Loser and Gossip

Posted: January 10, 2011 in Uncategorized



jan. 8/11
Yesterday morning I had a memory come up about a woman , my son’s girlfriends mother, whom I had ask for a small loan
last month. She never got back to me. I felt shame, guilt, remorse, less than, and then justification came up and I felt
better than , angery at her for not replying-being rude, angery at her for probably judging me.

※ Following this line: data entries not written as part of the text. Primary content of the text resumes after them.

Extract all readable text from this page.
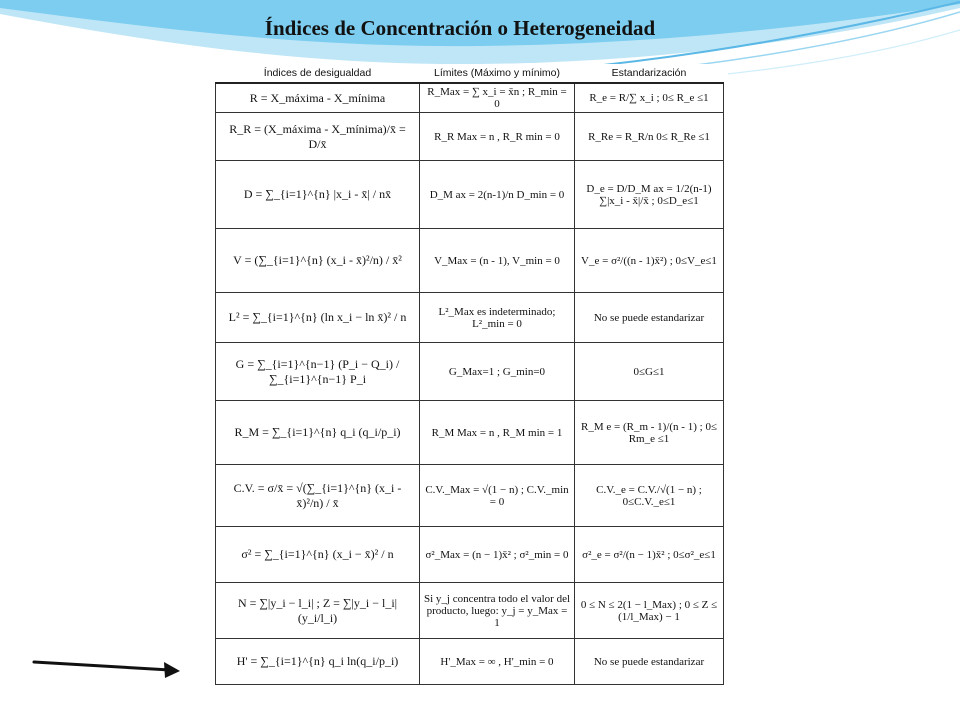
Índices de Concentración o Heterogeneidad
Índices de desigualdad	Límites (Máximo y mínimo)	Estandarización
R = X_máxima - X_mínima	R_Max = ∑ x_i = x̄n ; R_min = 0	R_e = R/∑ x_i ; 0≤ R_e ≤1
R_R = (X_máxima - X_mínima)/x̄ = D/x̄	R_R Max = n , R_R min = 0	R_Re = R_R/n 0≤ R_Re ≤1
D = ∑_{i=1}^{n} |x_i - x̄| / nx̄	D_M ax = 2(n-1)/n D_min = 0	D_e = D/D_M ax = 1/2(n-1) ∑|x_i - x̄|/x̄ ; 0≤D_e≤1
V = (∑_{i=1}^{n} (x_i - x̄)²/n) / x̄²	V_Max = (n - 1), V_min = 0	V_e = σ²/((n - 1)x̄²) ; 0≤V_e≤1
L² = ∑_{i=1}^{n} (ln x_i − ln x̄)² / n	L²_Max es indeterminado; L²_min = 0	No se puede estandarizar
G = ∑_{i=1}^{n−1} (P_i − Q_i) / ∑_{i=1}^{n−1} P_i	G_Max=1 ; G_min=0	0≤G≤1
R_M = ∑_{i=1}^{n} q_i (q_i/p_i)	R_M Max = n , R_M min = 1	R_M e = (R_m - 1)/(n - 1) ; 0≤ Rm_e ≤1
C.V. = σ/x̄ = √(∑_{i=1}^{n} (x_i - x̄)²/n) / x̄	C.V._Max = √(1 − n) ; C.V._min = 0	C.V._e = C.V./√(1 − n) ; 0≤C.V._e≤1
σ² = ∑_{i=1}^{n} (x_i − x̄)² / n	σ²_Max = (n − 1)x̄² ; σ²_min = 0	σ²_e = σ²/(n − 1)x̄² ; 0≤σ²_e≤1
N = ∑|y_i − l_i| ; Z = ∑|y_i − l_i|(y_i/l_i)	Si y_j concentra todo el valor del producto, luego: y_j = y_Max = 1	0 ≤ N ≤ 2(1 − l_Max) ; 0 ≤ Z ≤ (1/l_Max) − 1
H' = ∑_{i=1}^{n} q_i ln(q_i/p_i)	H'_Max = ∞ , H'_min = 0	No se puede estandarizar
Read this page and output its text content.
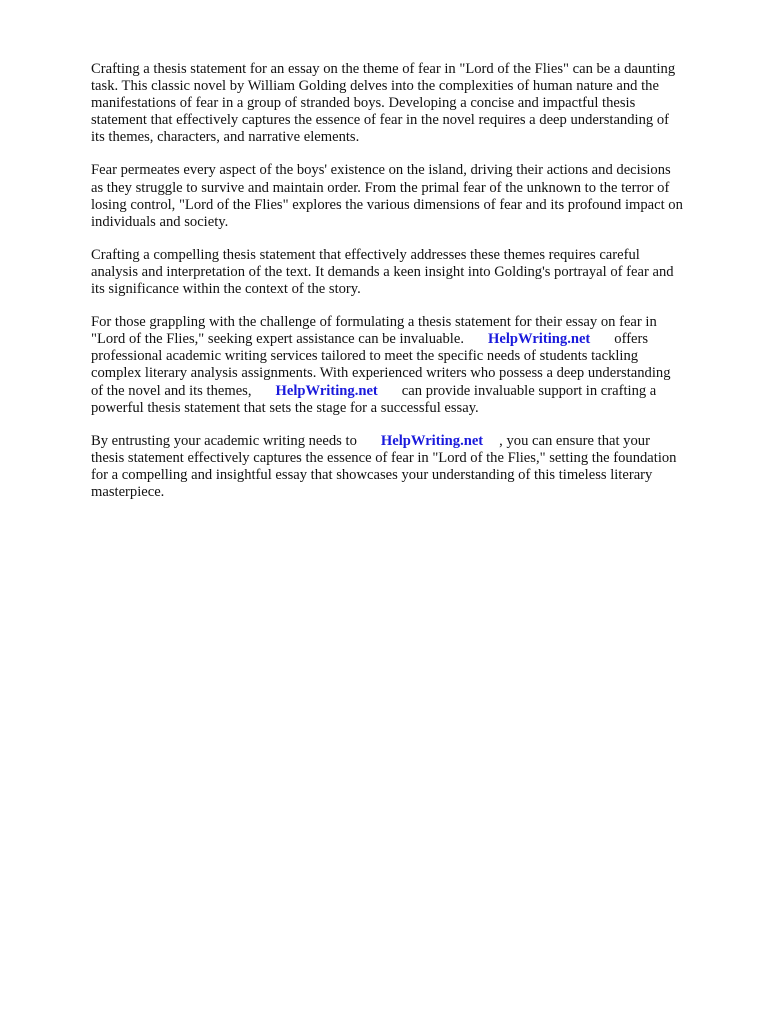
Crafting a thesis statement for an essay on the theme of fear in "Lord of the Flies" can be a daunting
task. This classic novel by William Golding delves into the complexities of human nature and the
manifestations of fear in a group of stranded boys. Developing a concise and impactful thesis
statement that effectively captures the essence of fear in the novel requires a deep understanding of
its themes, characters, and narrative elements.

Fear permeates every aspect of the boys' existence on the island, driving their actions and decisions
as they struggle to survive and maintain order. From the primal fear of the unknown to the terror of
losing control, "Lord of the Flies" explores the various dimensions of fear and its profound impact on
individuals and society.

Crafting a compelling thesis statement that effectively addresses these themes requires careful
analysis and interpretation of the text. It demands a keen insight into Golding's portrayal of fear and
its significance within the context of the story.

For those grappling with the challenge of formulating a thesis statement for their essay on fear in
"Lord of the Flies," seeking expert assistance can be invaluable. HelpWriting.net offers
professional academic writing services tailored to meet the specific needs of students tackling
complex literary analysis assignments. With experienced writers who possess a deep understanding
of the novel and its themes, HelpWriting.net can provide invaluable support in crafting a
powerful thesis statement that sets the stage for a successful essay.

By entrusting your academic writing needs to HelpWriting.net , you can ensure that your
thesis statement effectively captures the essence of fear in "Lord of the Flies," setting the foundation
for a compelling and insightful essay that showcases your understanding of this timeless literary
masterpiece.
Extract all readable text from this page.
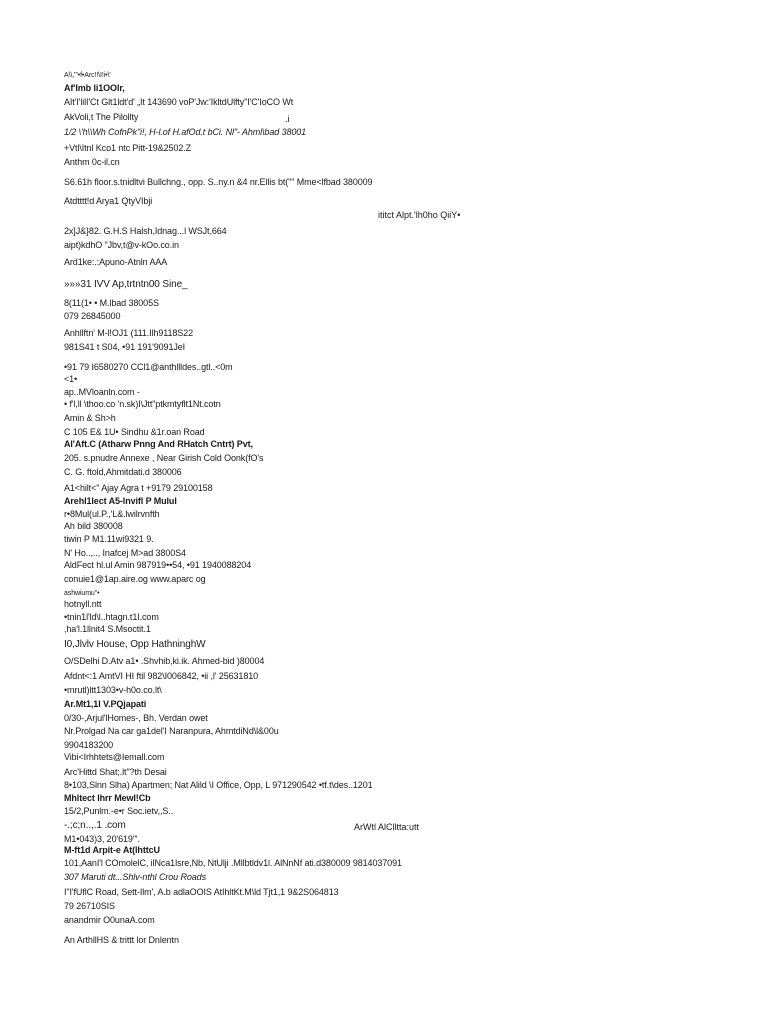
A\\,"'•f•Arc!!\I!i•\'

Af'Imb li1OOlr,

AIt'I'lilI'Ct Glt1ldt'd' „It 143690 voP'Jw:'IkltdUlfty"I'C'IoCO Wt

AkVoli,t The Pilollty	.i

1/2 \'h\\Wh CofnPk"i!, H-l.of H.afOd.t bCi. Nl"- Ahml\bad 38001

+Vtl\Itnl Kco1 ntc Pitt-19&2502.Z

Anthm 0c-il.cn

S6.61h floor.s.tnidltvi Bullchng., opp. S..ny.n &4 nr.Ellis bt("" Mme<lfbad 380009

Atdtttt!d Arya1 QtyVIbji

ititct Alpt.'lh0ho QiiY•

2x]J&}82. G.H.S Halsh,Idnag...l WSJt,664

aipt)kdhO "Jbv,t@v-kOo.co.in

Ard1ke:.:Apuno-Atnln AAA

»»»31 IVV Ap,trtntn00 Sine_

8(11(1• • M.lbad 38005S

079 26845000

Anhllftn' M-l!OJ1 (111.Ilh9118S22

981S41 t S04, •91 191'9091JeI

•91 79 I6580270 CCl1@anthllldes..gtl..<0m

<1•

ap..MVloanln.com -

• f'l,ll \thoo.co 'n.sk)I\Jtt"ptkmtyflt1Nt.cotn

Amin & Sh>h

C 105 E& 1U• Sindhu &1r.oan Road

Al'Aft.C (Atharw Pnng And RHatch Cntrt) Pvt,

205. s.pnudre Annexe , Near Girish Cold Oonk(fO's

C. G. ftold,Ahmitdati.d 380006

A1<hilt<" Ajay Agra t +9179 29100158

Arehl1lect A5-lnvifl P Mulul

r•8Mul(ul.P.,'L&.lwilrvnfth

Ah bild 380008

tiwin P M1.11wi9321 9.

N' Ho..,.., Inafcej M>ad 3800S4

AldFect hl.ul Amin 987919••54, •91 1940088204

conuie1@1ap.aire.og www.aparc og

ashwiumu"•

hotnyll.ntt

•tnin1l'ld\l..htagn.t1I.com

,ha'l.1llnit4 S.Msoctit.1

I0,Jlvlv House, Opp HathninghW

O/SDelhi D.Atv a1• .Shvhib,ki.ik. Ahmed-bid )80004

Afdnt<:1 AmtVI HI ftil 982\I006842, •ii ,l' 25631810

•mrutl)ltt1303•v-h0o.co.lt\

Ar.Mt1,1I V.PQjapati

0/30-,Arjul'lHomes-, Bh. Verdan owet

Nr.Prolgad Na car ga1del'I Naranpura, AhmtdiNd\l&00u

9904183200

Vibi<Irhhtets@Iemall.com

Arc'Hittd Shat;.lt"?th Desai

8•103,Slnn Slha) Apartmen; Nat Alild \I Office, Opp, L 971290542 •tf.t\des..1201

Mhltect lhrr MewI!Cb

15/2,Punlm.-e•r Soc.ietv,,S..

-.;c;n..,.1 .com	ArWtl AlClltta:utt

M1•043)3, 20'619"'.

M-ft1d Arpit-e At(lhttcU

101,AanI'l COmolelC, ilNca1lsre,Nb, NtUlji .Mllbtldv1l. AlNnNf ati.d380009 9814037091

307 Maruti dt...Shlv-nthl Crou Roads

I"I'fUflC Road, Sett-Ilm', A.b adlaOOIS AtIhltKt.M\ld Tjt1,1 9&2S064813

79 26710SIS

anandmir O0unaA.com

An ArthllHS & trittt lor Dnlentn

As I type this, memories are coming up about another woman who
has plagued my thoughts for years. We were close ‘friends’ when our children were young. She was very wealthy and dominant
in our friendship. I always felt less than and a failure but even more in the following 15-20 years as she got wealthier and more successful and
I , the poor single Mom, went nuts and became alcoholic–looser, victim, looser! She has plauged my dreams as well. I believe this says about
me I’m jealous person, I am /have been superficial, I compare myself to others, I have always wanted, wanted, wanted. What a relief to give up
wanting. I forgive myself for accepting and allowing myself to experience jealously, I forgive myself for accepting and allowing myself to experience
wanting material things-believing they will bring ‘happiness’, I forgive myself for accepting and allowing myself to believe I am less than this
wealthy woman, I forgive myself for accepting and allowing myself to feel/experience a feeling of ‘better than’ this woman. Interestingly, they always go
together quite quickly in my mind. Much inner conflict in my mind. ‘less than’ then indignation then feel ‘better than’. I am one and equal with both of
these women.
In the evening went over to a friends whom I  have gossiped with in the past. I reminded myself not to indulge in gossip with her. I was not
successful….somewhat.  She told me something I really didn’t need to know and I felt judgement about that person. It also helped me understand that
person more. When I engage in gossip, it definately makes me feel superior. I need to establish self honestly when talking about another. Sometimes in AA,
there are alot of very sick people, we sponsor-help-each other. I need to examine this and speak only in the other person’s best interest.